EFFECTS OF RANDOMLY AND NON-RANDOMLY DISTRIBUTED MISSING DATA IN SUPPORT VALUES OF BAYESIAN AND PARSIMONY ANALYSIS (Invited Presentation)
Regarding Bayesian analyses, recent studies using both empirical and simulated data matrices have shown that missing data also affect the performance of this method, especially when the missing data is non-randomly distributed. Non-random distribution of missing data in paleontological data matrices is quite common as it is usually concentrated on highly incompletely scored taxa and highly incompletely scored characters. As in parsimony, the effects of the amount of missing data (and the different patterns of distribution) on posterior clade probability is poorly understood.
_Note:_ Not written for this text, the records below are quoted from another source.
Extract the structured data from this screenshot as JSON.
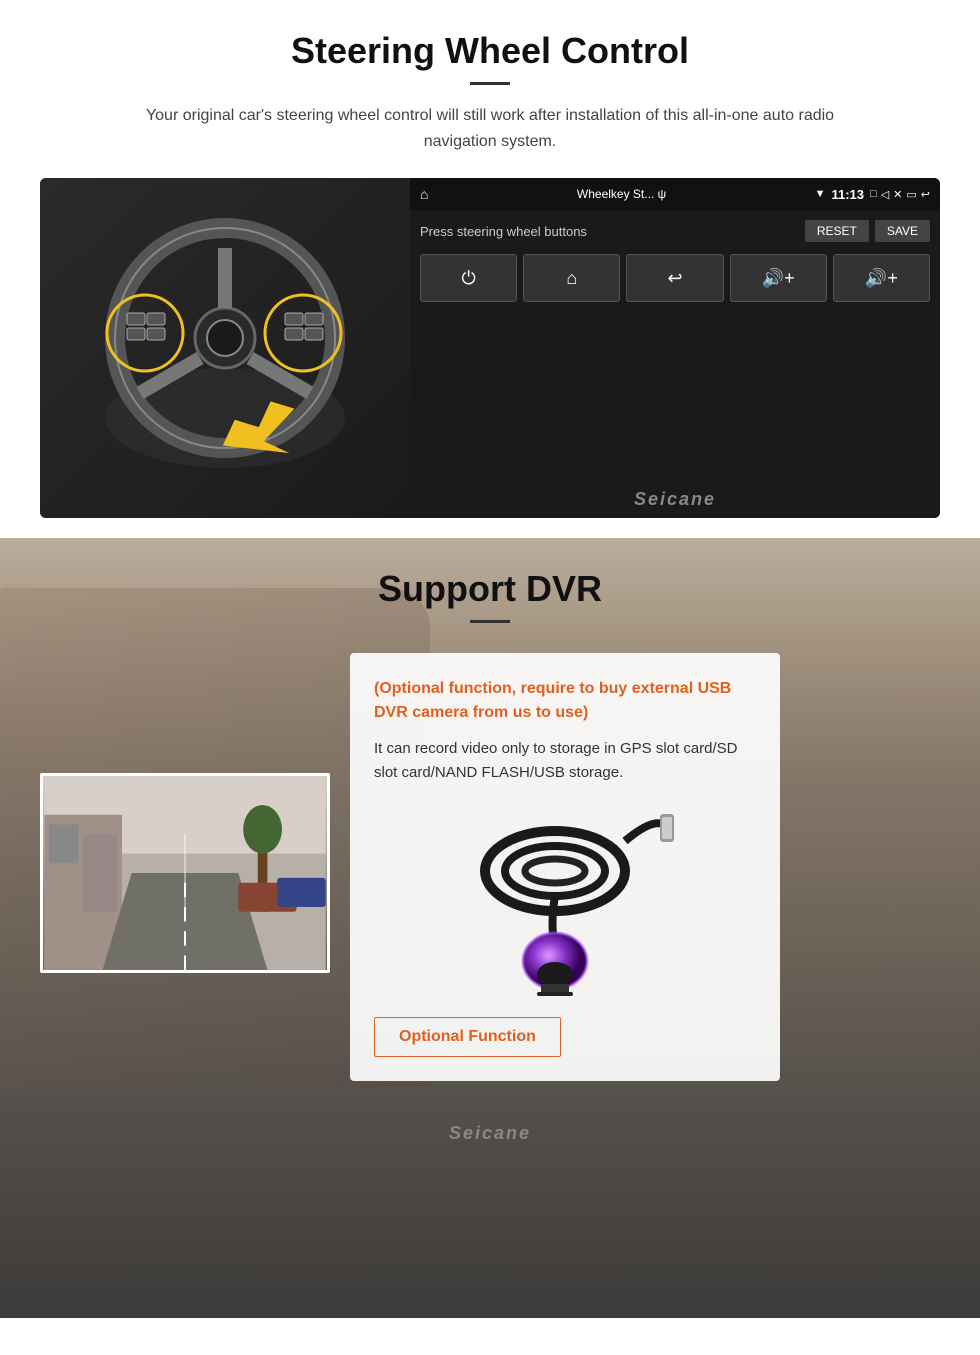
{
  "steering": {
    "title": "Steering Wheel Control",
    "description": "Your original car's steering wheel control will still work after installation of this all-in-one auto radio navigation system.",
    "ui": {
      "app_name": "Wheelkey St... ψ",
      "time": "11:13",
      "label": "Press steering wheel buttons",
      "reset_btn": "RESET",
      "save_btn": "SAVE",
      "buttons": [
        "⏻",
        "⌂",
        "↩",
        "🔊+",
        "🔊+"
      ]
    },
    "watermark": "Seicane"
  },
  "dvr": {
    "title": "Support DVR",
    "optional_text": "(Optional function, require to buy external USB DVR camera from us to use)",
    "description": "It can record video only to storage in GPS slot card/SD slot card/NAND FLASH/USB storage.",
    "optional_badge": "Optional Function",
    "watermark": "Seicane"
  }
}
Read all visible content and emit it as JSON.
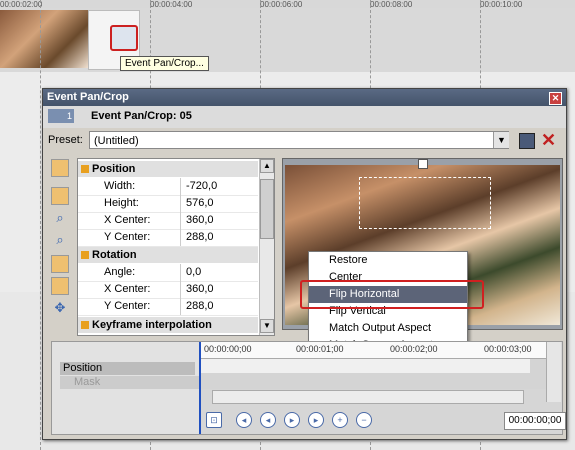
{
  "background": {
    "ruler_ticks": [
      "00:00:02:00",
      "00:00:04:00",
      "00:00:06:00",
      "00:00:08:00",
      "00:00:10:00"
    ],
    "tooltip": "Event Pan/Crop..."
  },
  "window": {
    "title": "Event Pan/Crop",
    "badge": "1",
    "header": "Event Pan/Crop: 05",
    "preset_label": "Preset:",
    "preset_value": "(Untitled)"
  },
  "grid": {
    "sections": [
      {
        "label": "Position",
        "rows": [
          {
            "k": "Width:",
            "v": "-720,0"
          },
          {
            "k": "Height:",
            "v": "576,0"
          },
          {
            "k": "X Center:",
            "v": "360,0"
          },
          {
            "k": "Y Center:",
            "v": "288,0"
          }
        ]
      },
      {
        "label": "Rotation",
        "rows": [
          {
            "k": "Angle:",
            "v": "0,0"
          },
          {
            "k": "X Center:",
            "v": "360,0"
          },
          {
            "k": "Y Center:",
            "v": "288,0"
          }
        ]
      },
      {
        "label": "Keyframe interpolation",
        "rows": []
      }
    ]
  },
  "menu": {
    "items": [
      "Restore",
      "Center",
      "Flip Horizontal",
      "Flip Vertical",
      "Match Output Aspect",
      "Match Source Aspect"
    ],
    "selected_index": 2
  },
  "keyframes": {
    "track_label": "Position",
    "mask_label": "Mask",
    "ruler": [
      "00:00:00;00",
      "00:00:01;00",
      "00:00:02;00",
      "00:00:03;00"
    ],
    "time": "00:00:00;00"
  },
  "colors": {
    "accent": "#cc2020",
    "menu_selected": "#5c6478",
    "titlebar": "#4a5a74"
  }
}
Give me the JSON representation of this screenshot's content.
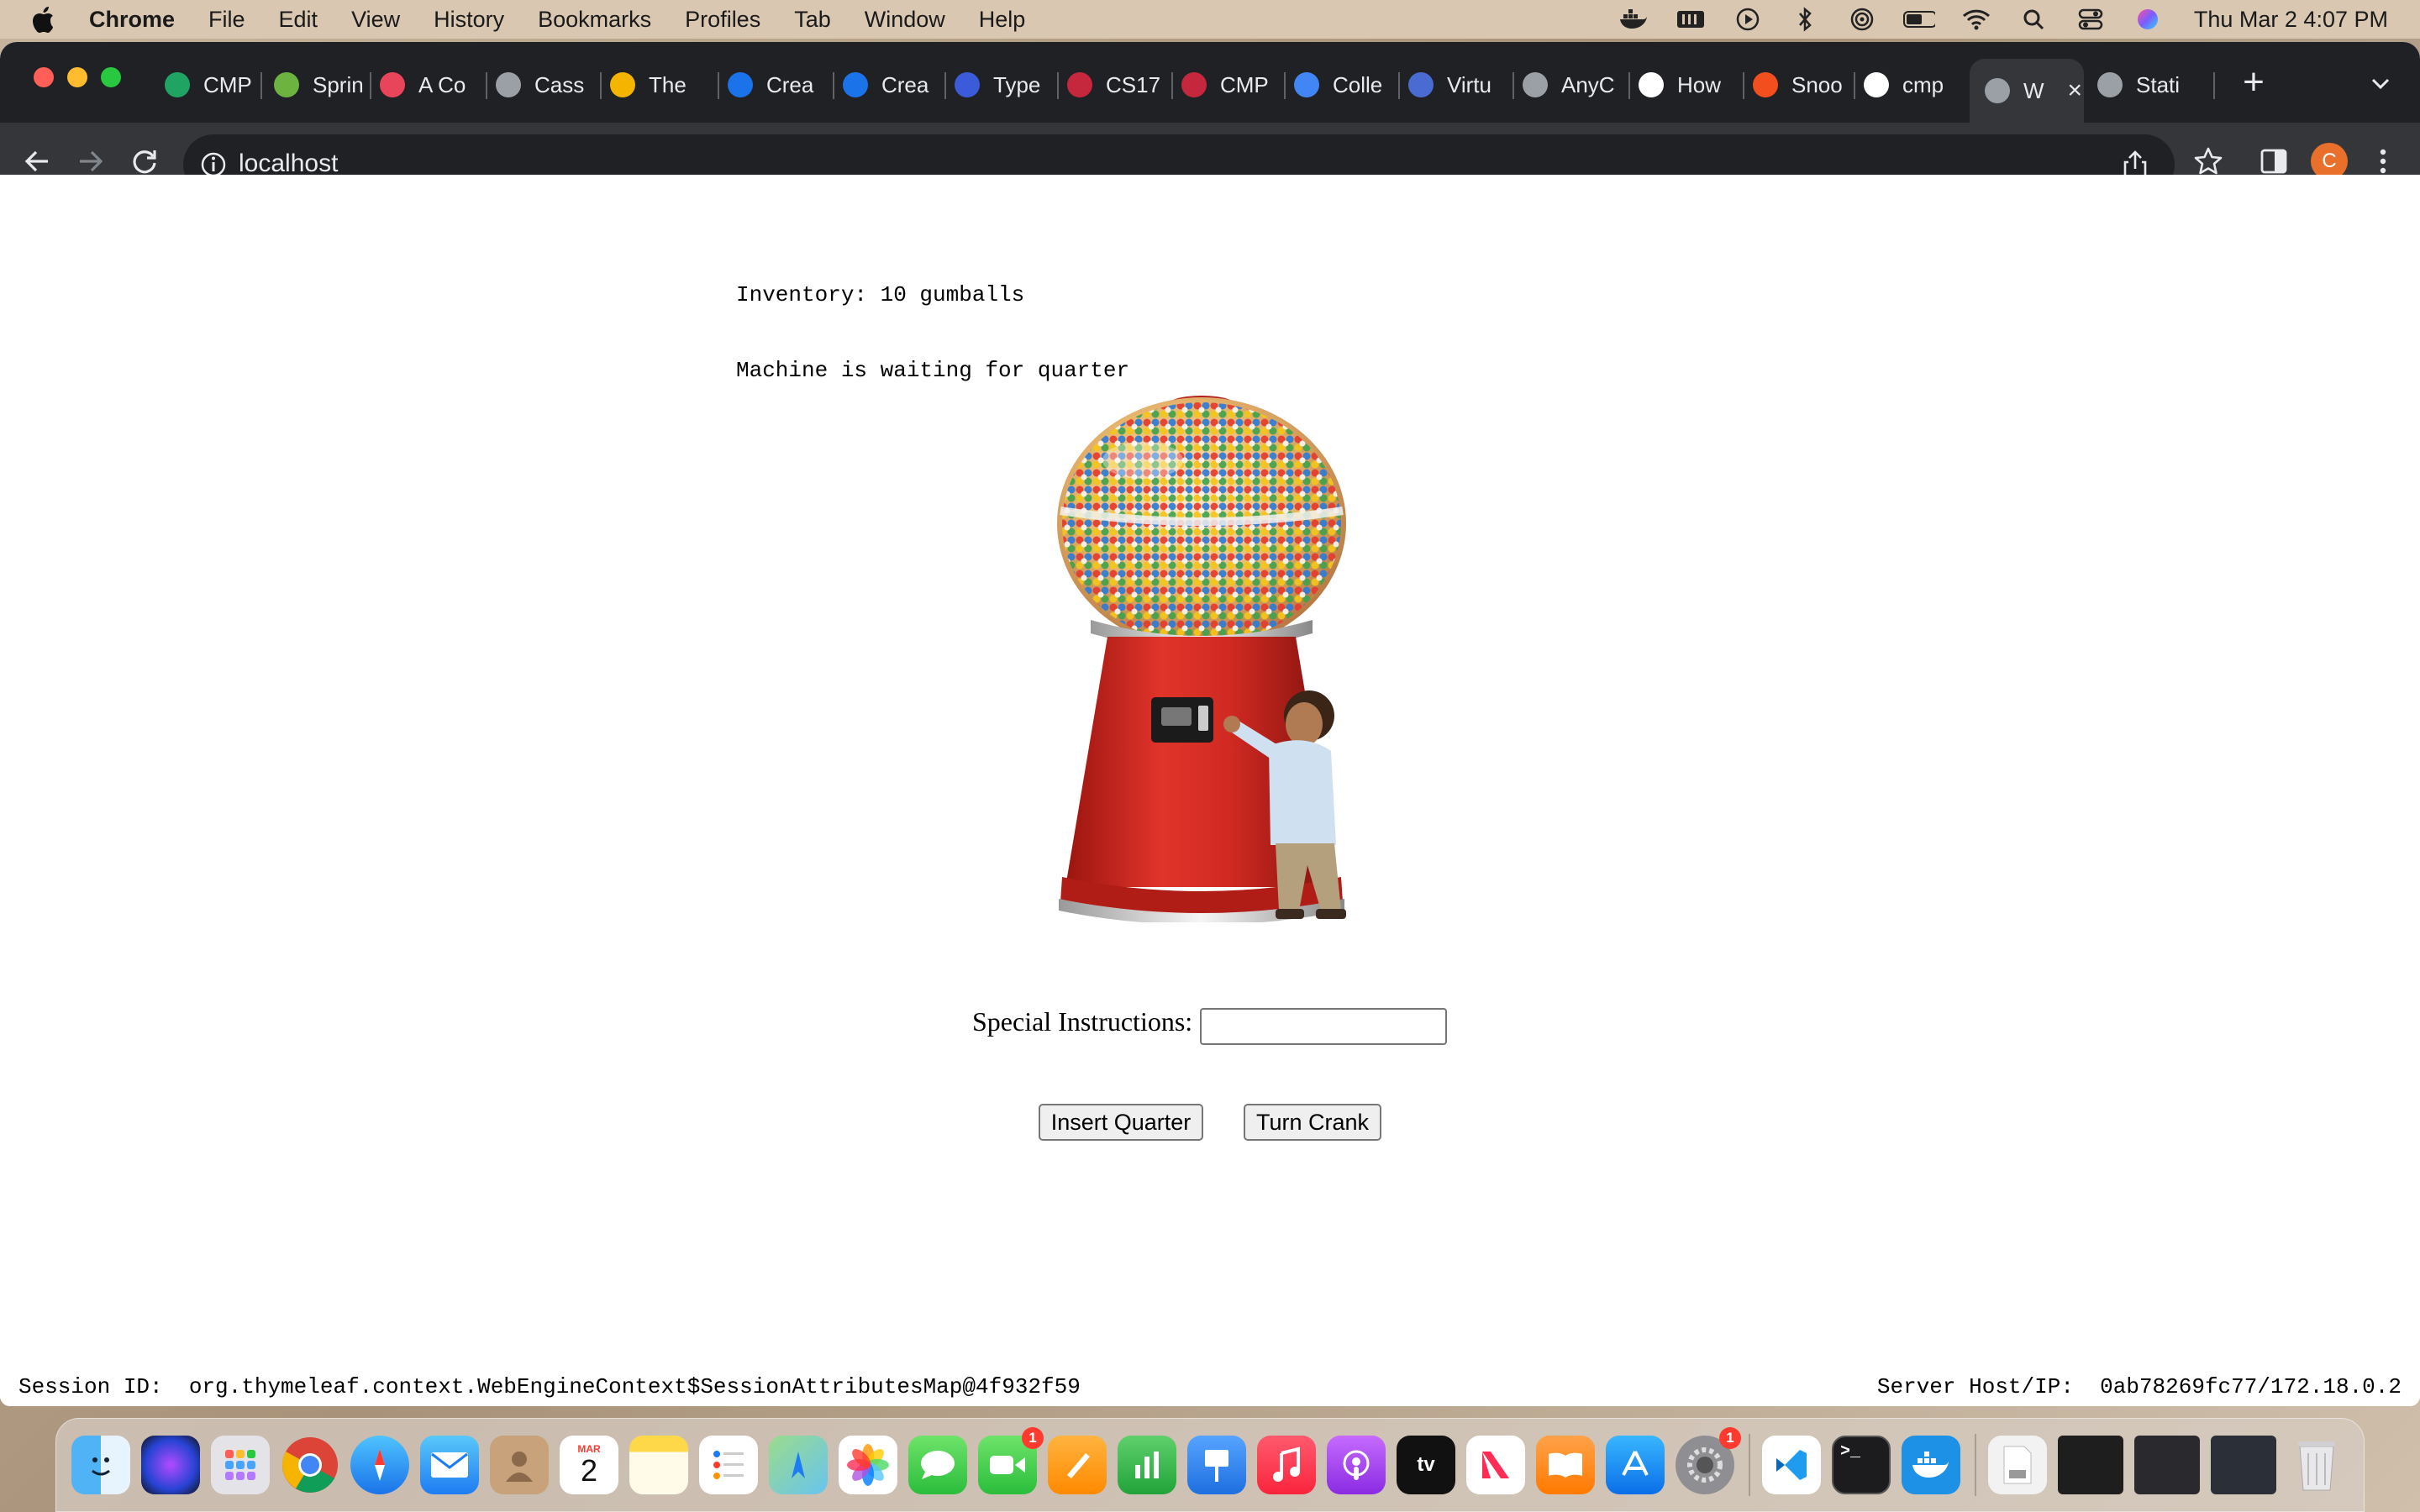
{
  "menubar": {
    "app": "Chrome",
    "menus": [
      "File",
      "Edit",
      "View",
      "History",
      "Bookmarks",
      "Profiles",
      "Tab",
      "Window",
      "Help"
    ],
    "clock": "Thu Mar 2  4:07 PM",
    "status_icons": [
      "docker-icon",
      "memory-icon",
      "play-icon",
      "bluetooth-icon",
      "airdrop-icon",
      "battery-icon",
      "wifi-icon",
      "spotlight-icon",
      "control-center-icon",
      "siri-icon"
    ]
  },
  "tabs": [
    {
      "label": "CMP",
      "icon": "google-drive-icon",
      "color": "#1fa463"
    },
    {
      "label": "Sprin",
      "icon": "spring-icon",
      "color": "#6db33f"
    },
    {
      "label": "A Co",
      "icon": "asterisk-icon",
      "color": "#e8445a"
    },
    {
      "label": "Cass",
      "icon": "globe-icon",
      "color": "#9aa0a6"
    },
    {
      "label": "The",
      "icon": "slides-icon",
      "color": "#f4b400"
    },
    {
      "label": "Crea",
      "icon": "c-icon",
      "color": "#1a73e8"
    },
    {
      "label": "Crea",
      "icon": "c-icon",
      "color": "#1a73e8"
    },
    {
      "label": "Type",
      "icon": "ux-icon",
      "color": "#3b5bdb"
    },
    {
      "label": "CS17",
      "icon": "gear-red-icon",
      "color": "#c5283d"
    },
    {
      "label": "CMP",
      "icon": "gear-red-icon",
      "color": "#c5283d"
    },
    {
      "label": "Colle",
      "icon": "bulb-icon",
      "color": "#4285f4"
    },
    {
      "label": "Virtu",
      "icon": "spartan-icon",
      "color": "#4a6bd1"
    },
    {
      "label": "AnyC",
      "icon": "globe-icon",
      "color": "#9aa0a6"
    },
    {
      "label": "How",
      "icon": "ring-icon",
      "color": "#ffffff"
    },
    {
      "label": "Snoo",
      "icon": "figma-icon",
      "color": "#f24e1e"
    },
    {
      "label": "cmp",
      "icon": "github-icon",
      "color": "#ffffff"
    },
    {
      "label": "W",
      "icon": "globe-icon",
      "color": "#9aa0a6",
      "active": true
    },
    {
      "label": "Stati",
      "icon": "globe-icon",
      "color": "#9aa0a6"
    }
  ],
  "address": {
    "url": "localhost"
  },
  "avatar": {
    "initial": "C"
  },
  "page": {
    "inventory": "Inventory: 10 gumballs",
    "state": "Machine is waiting for quarter",
    "special_label": "Special Instructions:",
    "special_value": "",
    "insert_btn": "Insert Quarter",
    "crank_btn": "Turn Crank",
    "session": "Session ID:  org.thymeleaf.context.WebEngineContext$SessionAttributesMap@4f932f59",
    "server": "Server Host/IP:  0ab78269fc77/172.18.0.2"
  },
  "dock": {
    "calendar_month": "MAR",
    "calendar_day": "2",
    "apps": [
      "finder",
      "siri",
      "launchpad",
      "chrome",
      "safari",
      "mail",
      "contacts",
      "calendar",
      "notes",
      "reminders",
      "maps",
      "photos",
      "messages",
      "facetime",
      "pages",
      "numbers",
      "keynote",
      "music",
      "podcasts",
      "apple-tv",
      "news",
      "books",
      "app-store",
      "system-preferences",
      "vscode",
      "terminal",
      "docker"
    ]
  }
}
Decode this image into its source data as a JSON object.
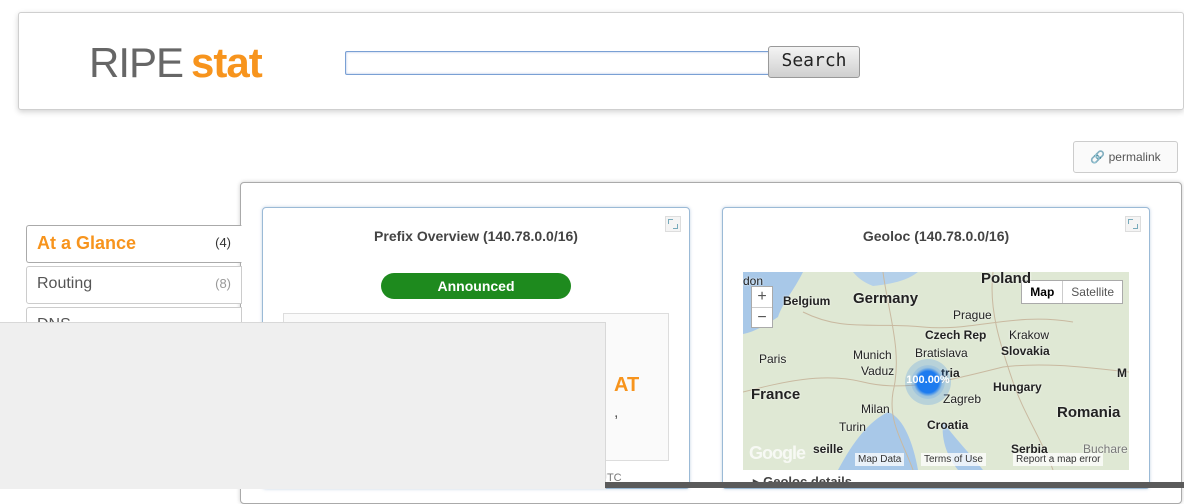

Here we present a study on the effect of randomly and non-randomly distributed missing entries have on a set of empirical data matrices of morphological characters in support values for both Bayesian and parsimony analyses. Different regimes of missing entries were artificially added to these datasets and the support/credibility values obtained for the modified datsets were compared with those of the original matrices (without missing data). The results of these analyses show that support/credibility values are highly sensitive to the presence of non-randomly distributed missing entries, in particular for the case of highly incompletely scored taxa. A major difference in the results of both methods is found in the frequency of high credibility values obtained for erroneous groups in the case of Bayesian analyses.